Un problema en las cuerdas vocales evitó a Máximo Rodríguez Alfayate continuar dando vida a los muñecos Roberto, Oto y Zacarías, e incluso a la zapatilla Cecilia. Fue hace cuarenta años, un tiempo después de ser operado de la vesícula a sus 41. Se quedó sin voz y, por esta razón tuvo que rechazar la propuesta del famoso ventrílocuo peñarandino, Wenceslao Moreno Centeno, más conocido como Señor Wences, quien le propuso darle el empujón necesario para catapultarlo a la fama. Maxi le conocía por medio de su chófer, con el que tenía amistad y porque Moreno visitaba la zona alguna vez pese a su dilatada carrera por América.

“Cuando me iba a dedicar a ello me iba apadrinar Wenceslao Moreno Yo no le dije ni sí, ni no, y como me pasó esto lo descarté”, explica Máximo. ‘Me dijo, estas rebien preparado, eres muy bueno si quieres yo te apadrinó, pero no me hizo falta porque me quede sin la voz antes”, relata.
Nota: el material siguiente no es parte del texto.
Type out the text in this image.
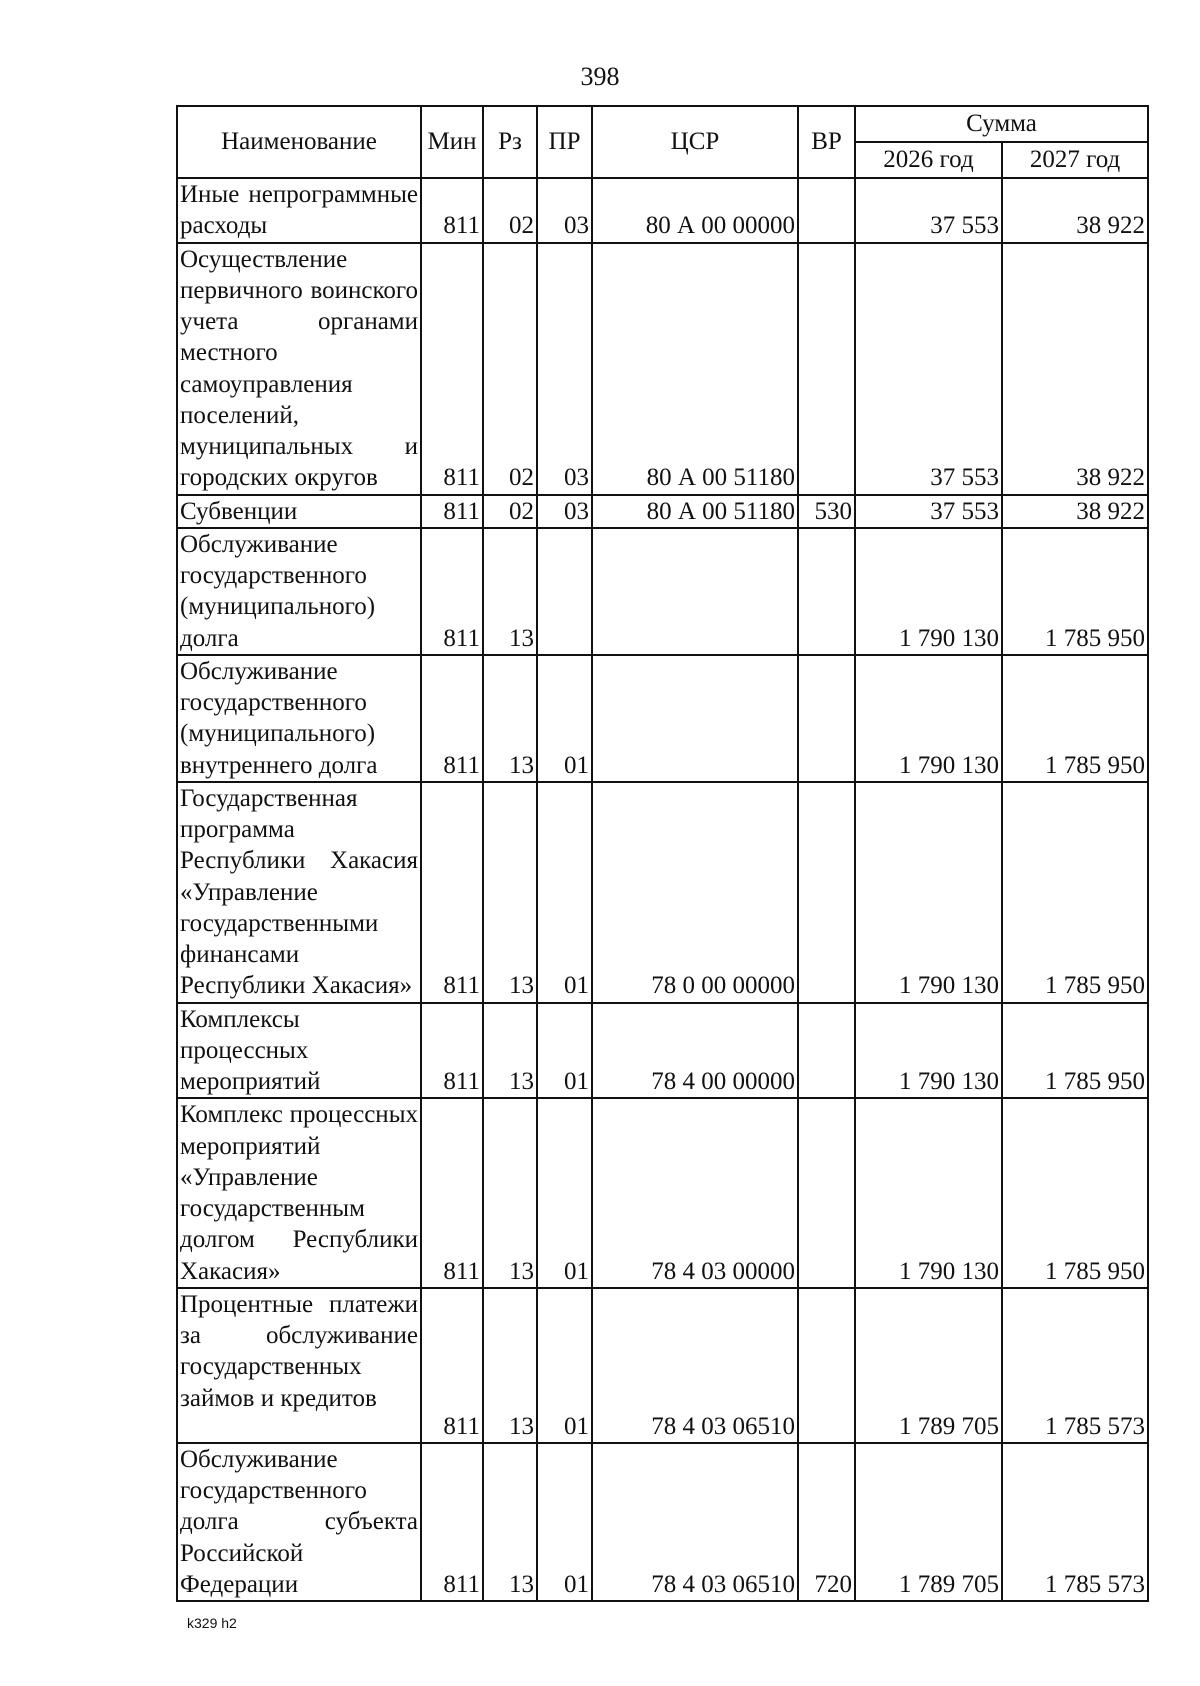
398
Наименование	Мин	Рз	ПР	ЦСР	ВР	Сумма	
						2026 год	2027 год
Иные непрограммные расходы	811	02	03	80 А 00 00000		37 553	38 922
Осуществление первичного воинского учета органами местного самоуправления поселений, муниципальных и городских округов	811	02	03	80 А 00 51180		37 553	38 922
Субвенции	811	02	03	80 А 00 51180	530	37 553	38 922
Обслуживание государственного (муниципального) долга	811	13				1 790 130	1 785 950
Обслуживание государственного (муниципального) внутреннего долга	811	13	01			1 790 130	1 785 950
Государственная программа Республики Хакасия «Управление государственными финансами Республики Хакасия»	811	13	01	78 0 00 00000		1 790 130	1 785 950
Комплексы процессных мероприятий	811	13	01	78 4 00 00000		1 790 130	1 785 950
Комплекс процессных мероприятий «Управление государственным долгом Республики Хакасия»	811	13	01	78 4 03 00000		1 790 130	1 785 950
Процентные платежи за обслуживание государственных займов и кредитов	811	13	01	78 4 03 06510		1 789 705	1 785 573
Обслуживание государственного долга субъекта Российской Федерации	811	13	01	78 4 03 06510	720	1 789 705	1 785 573
k329 h2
Máximo Rodríguez Alfayate es un vecino de Peñaranda de Bracamonte, ciudad en la que nació el 15 de abril de 1941. Está casado con Teresa, tiene dos hijas y dos nietos.
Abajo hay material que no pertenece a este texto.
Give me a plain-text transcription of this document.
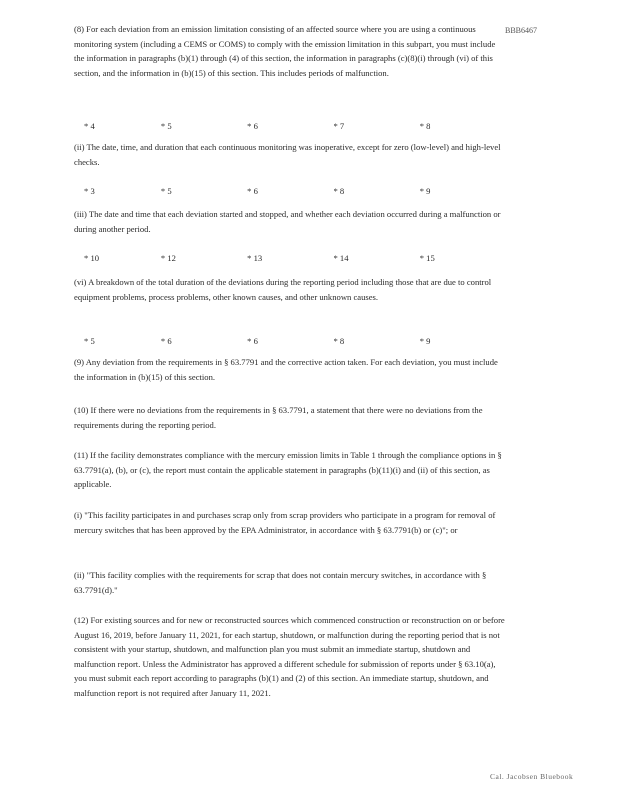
BBB6467

(8) For each deviation from an emission limitation consisting of an affected source where you are using a continuous monitoring system (including a CEMS or COMS) to comply with the emission limitation in this subpart, you must include the information in paragraphs (b)(1) through (4) of this section, the information in paragraphs (c)(8)(i) through (vi) of this section, and the information in (b)(15) of this section. This includes periods of malfunction.

* 4	* 5	* 6	* 7	* 8

(ii) The date, time, and duration that each continuous monitoring was inoperative, except for zero (low-level) and high-level checks.

* 3	* 5	* 6	* 8	* 9

(iii) The date and time that each deviation started and stopped, and whether each deviation occurred during a malfunction or during another period.

* 10	* 12	* 13	* 14	* 15

(vi) A breakdown of the total duration of the deviations during the reporting period including those that are due to control equipment problems, process problems, other known causes, and other unknown causes.

* 5	* 6	* 6	* 8	* 9

(9) Any deviation from the requirements in § 63.7791 and the corrective action taken. For each deviation, you must include the information in (b)(15) of this section.

(10) If there were no deviations from the requirements in § 63.7791, a statement that there were no deviations from the requirements during the reporting period.

(11) If the facility demonstrates compliance with the mercury emission limits in Table 1 through the compliance options in § 63.7791(a), (b), or (c), the report must contain the applicable statement in paragraphs (b)(11)(i) and (ii) of this section, as applicable.

(i) "This facility participates in and purchases scrap only from scrap providers who participate in a program for removal of mercury switches that has been approved by the EPA Administrator, in accordance with § 63.7791(b) or (c)"; or

(ii) "This facility complies with the requirements for scrap that does not contain mercury switches, in accordance with § 63.7791(d)."

(12) For existing sources and for new or reconstructed sources which commenced construction or reconstruction on or before August 16, 2019, before January 11, 2021, for each startup, shutdown, or malfunction during the reporting period that is not consistent with your startup, shutdown, and malfunction plan you must submit an immediate startup, shutdown and malfunction report. Unless the Administrator has approved a different schedule for submission of reports under § 63.10(a), you must submit each report according to paragraphs (b)(1) and (2) of this section. An immediate startup, shutdown, and malfunction report is not required after January 11, 2021.

Cal. Jacobsen Bluebook
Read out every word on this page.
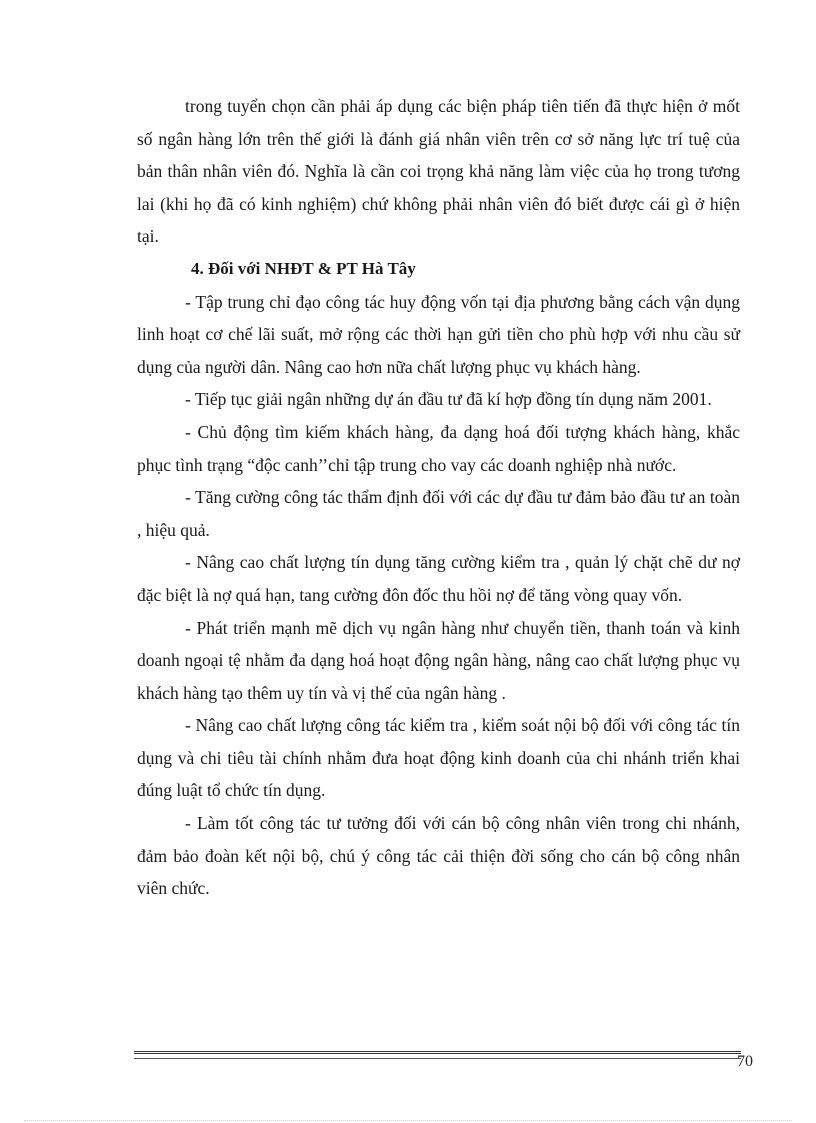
trong tuyển chọn cần phải áp dụng các biện pháp tiên tiến đã thực hiện ở mốt số ngân hàng lớn trên thế giới là đánh giá nhân viên trên cơ sở năng lực trí tuệ của bản thân nhân viên đó. Nghĩa là cần coi trọng khả năng làm việc của họ trong tương lai (khi họ đã có kinh nghiệm) chứ không phải nhân viên đó biết được cái gì ở hiện tại.

4. Đối với NHĐT & PT Hà Tây

- Tập trung chỉ đạo công tác huy động vốn tại địa phương bằng cách vận dụng linh hoạt cơ chế lãi suất, mở rộng các thời hạn gửi tiền cho phù hợp với nhu cầu sử dụng của người dân. Nâng cao hơn nữa chất lượng phục vụ khách hàng.

- Tiếp tục giải ngân những dự án đầu tư đã kí hợp đồng tín dụng năm 2001.

- Chủ động tìm kiếm khách hàng, đa dạng hoá đối tượng khách hàng, khắc phục tình trạng “độc canh’’chỉ tập trung cho vay các doanh nghiệp nhà nước.

- Tăng cường công tác thẩm định đối với các dự đầu tư đảm bảo đầu tư an toàn , hiệu quả.

- Nâng cao chất lượng tín dụng tăng cường kiểm tra , quản lý chặt chẽ dư nợ đặc biệt là nợ quá hạn, tang cường đôn đốc thu hồi nợ để tăng vòng quay vốn.

- Phát triển mạnh mẽ dịch vụ ngân hàng như chuyển tiền, thanh toán và kinh doanh ngoại tệ nhằm đa dạng hoá hoạt động ngân hàng, nâng cao chất lượng phục vụ khách hàng tạo thêm uy tín và vị thế của ngân hàng .

- Nâng cao chất lượng công tác kiểm tra , kiểm soát nội bộ đối với công tác tín dụng và chi tiêu tài chính nhằm đưa hoạt động kinh doanh của chi nhánh triển khai đúng luật tổ chức tín dụng.

- Làm tốt công tác tư tưởng đối với cán bộ công nhân viên trong chi nhánh, đảm bảo đoàn kết nội bộ, chú ý công tác cải thiện đời sống cho cán bộ công nhân viên chức.

70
Su andadura como ventrílocuo comenzó a sus 12 años, con los muñecos del guiñol de Acción Católica, a donde llegó animado por don Agustín Martínez Soler, del que conserva un buen recuerdo.
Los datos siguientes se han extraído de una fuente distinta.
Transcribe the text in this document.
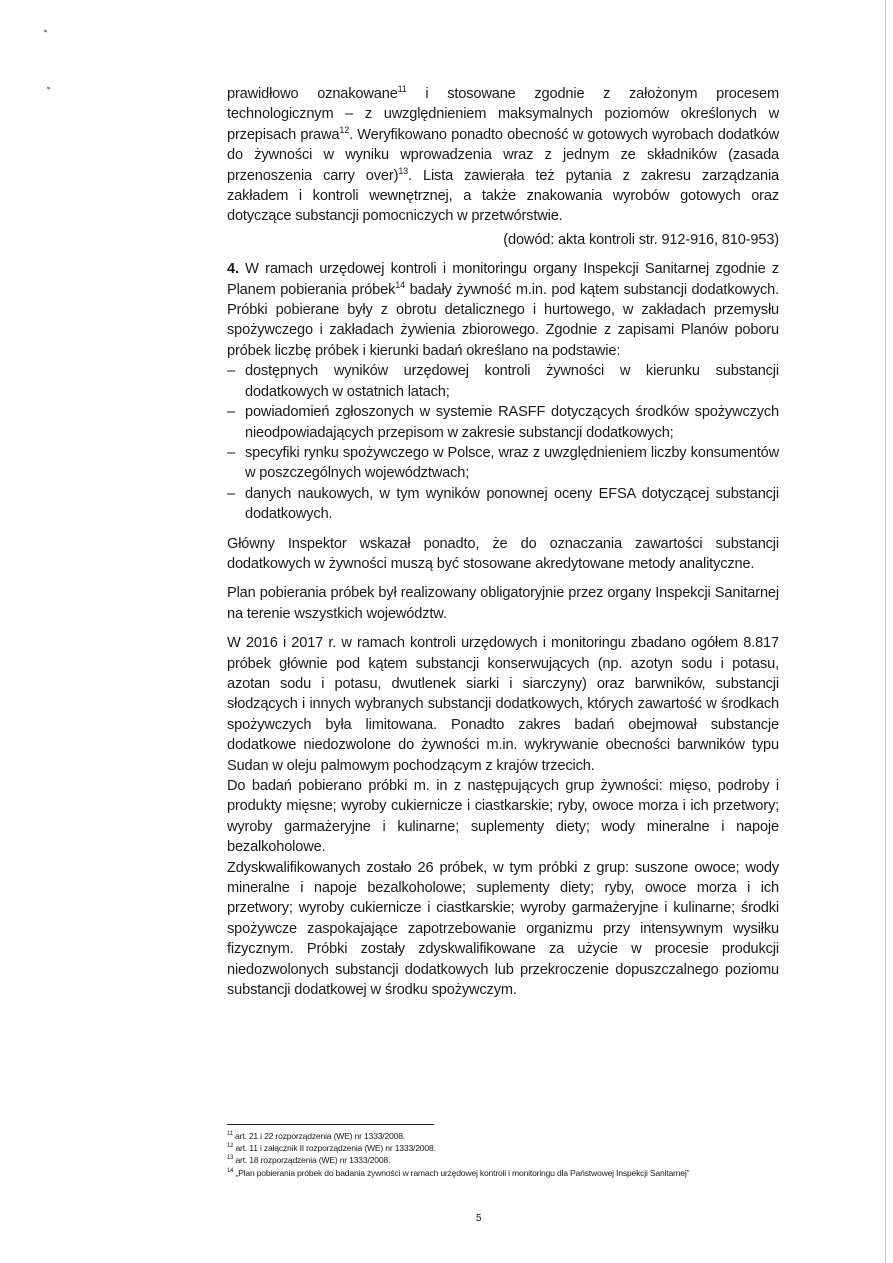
prawidłowo oznakowane$^{11}$ i stosowane zgodnie z założonym procesem technologicznym – z uwzględnieniem maksymalnych poziomów określonych w przepisach prawa$^{12}$. Weryfikowano ponadto obecność w gotowych wyrobach dodatków do żywności w wyniku wprowadzenia wraz z jednym ze składników (zasada przenoszenia carry over)$^{13}$. Lista zawierała też pytania z zakresu zarządzania zakładem i kontroli wewnętrznej, a także znakowania wyrobów gotowych oraz dotyczące substancji pomocniczych w przetwórstwie.

(dowód: akta kontroli str. 912-916, 810-953)

4. W ramach urzędowej kontroli i monitoringu organy Inspekcji Sanitarnej zgodnie z Planem pobierania próbek$^{14}$ badały żywność m.in. pod kątem substancji dodatkowych. Próbki pobierane były z obrotu detalicznego i hurtowego, w zakładach przemysłu spożywczego i zakładach żywienia zbiorowego. Zgodnie z zapisami Planów poboru próbek liczbę próbek i kierunki badań określano na podstawie:

– dostępnych wyników urzędowej kontroli żywności w kierunku substancji dodatkowych w ostatnich latach;
– powiadomień zgłoszonych w systemie RASFF dotyczących środków spożywczych nieodpowiadających przepisom w zakresie substancji dodatkowych;
– specyfiki rynku spożywczego w Polsce, wraz z uwzględnieniem liczby konsumentów w poszczególnych województwach;
– danych naukowych, w tym wyników ponownej oceny EFSA dotyczącej substancji dodatkowych.

Główny Inspektor wskazał ponadto, że do oznaczania zawartości substancji dodatkowych w żywności muszą być stosowane akredytowane metody analityczne.

Plan pobierania próbek był realizowany obligatoryjnie przez organy Inspekcji Sanitarnej na terenie wszystkich województw.

W 2016 i 2017 r. w ramach kontroli urzędowych i monitoringu zbadano ogółem 8.817 próbek głównie pod kątem substancji konserwujących (np. azotyn sodu i potasu, azotan sodu i potasu, dwutlenek siarki i siarczyny) oraz barwników, substancji słodzących i innych wybranych substancji dodatkowych, których zawartość w środkach spożywczych była limitowana. Ponadto zakres badań obejmował substancje dodatkowe niedozwolone do żywności m.in. wykrywanie obecności barwników typu Sudan w oleju palmowym pochodzącym z krajów trzecich.

Do badań pobierano próbki m. in z następujących grup żywności: mięso, podroby i produkty mięsne; wyroby cukiernicze i ciastkarskie; ryby, owoce morza i ich przetwory; wyroby garmażeryjne i kulinarne; suplementy diety; wody mineralne i napoje bezalkoholowe.

Zdyskwalifikowanych zostało 26 próbek, w tym próbki z grup: suszone owoce; wody mineralne i napoje bezalkoholowe; suplementy diety; ryby, owoce morza i ich przetwory; wyroby cukiernicze i ciastkarskie; wyroby garmażeryjne i kulinarne; środki spożywcze zaspokajające zapotrzebowanie organizmu przy intensywnym wysiłku fizycznym. Próbki zostały zdyskwalifikowane za użycie w procesie produkcji niedozwolonych substancji dodatkowych lub przekroczenie dopuszczalnego poziomu substancji dodatkowej w środku spożywczym.

$^{11}$ art. 21 i 22 rozporządzenia (WE) nr 1333/2008.

$^{12}$ art. 11 i załącznik II rozporządzenia (WE) nr 1333/2008.

$^{13}$ art. 18 rozporządzenia (WE) nr 1333/2008.

$^{14}$ „Plan pobierania próbek do badania żywności w ramach urzędowej kontroli i monitoringu dla Państwowej Inspekcji Sanitarnej”

5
Actuaba cada fin de semana en lo que llamaban la bombilla. Luego han sido numerosos los lugares en los que este artista autodidacta supo cautivar al público. Entretenía pero sobre todo divertía y hacía reír a los asistentes con sus preparadas intervenciones. Eran ocurrentes números que elaboraba él mismo. En uno de ellos utilizaba un teléfono de cartón que le fabricó un amigo, al que él incluyó un cable elaborado con aquella cuerda que usaban los segadores para hacer los haces de cereales. “Tiraba de la cuerda y decía, aquí tengo mucha cuerda”, relata Maxi, aquella broma que ponía en escena.

Tuvo tres muñecos. Uno lo compró, se llamaba Roberto. Otro de ellos lo fabricó él mismo. Le puso por nombre Oto, porque su fisonomía recuerda al personaje de ficción ET. Máximo decía que era su hermano. El tercero de los protagonistas era Zacarias. Este último se lo regalaron y atiende al nombre de la persona que lo fabricó. Otro de los protagonistas a los que Maxi dio vida y voz, fue la zapatilla Cecilia, con la que su número se enriquecía, proporcionando abundantes carcajadas entre el público.

Actuó para Acopedis, los mayores, en las discotecas, que tanto éxito tuvieron en esa época en Peñaranda. “Tuve la suerte de trabajar en ferias con los payasos de la mejor escuela de Madrid”, destaca Maxi.

Su arte fue parte del espectáculo que hizo posible un festival a favor de la iglesia.

Sus números eran muy valorados pero requerían de actuaciones intermedias para que pudiera descansar. Por ejemplo, fueron famosas las participaciones del malabarista Paulino Gil. Junto a él hacía unos juegos de manos “porque tenía que cambiar para no cansarme con los muñecos, dejaba un muñeco y hacía un juego de manos y cambiaba para no cansarme”, recuerda.

Máximo es muy conocido en Peñaranda por su bar La Flor del Vino, que regentó hasta que le llegó la edad de la retirada.

Antes, trabajó durante diez años como sastre haciendo trajes. Vive en la calle Elisa Muñoz, en la casa que fue de sus padres, antes de sus abuelos y donde tenía su establecimiento de hostelería.

Maxi es conocido por aquella afición que no le proporcionaba el sustento pero que generó tantas alegrías en la ciudad de Peñaranda y comarca, donde le recuerdan con cariño por sus actuaciones como ventrílocuo.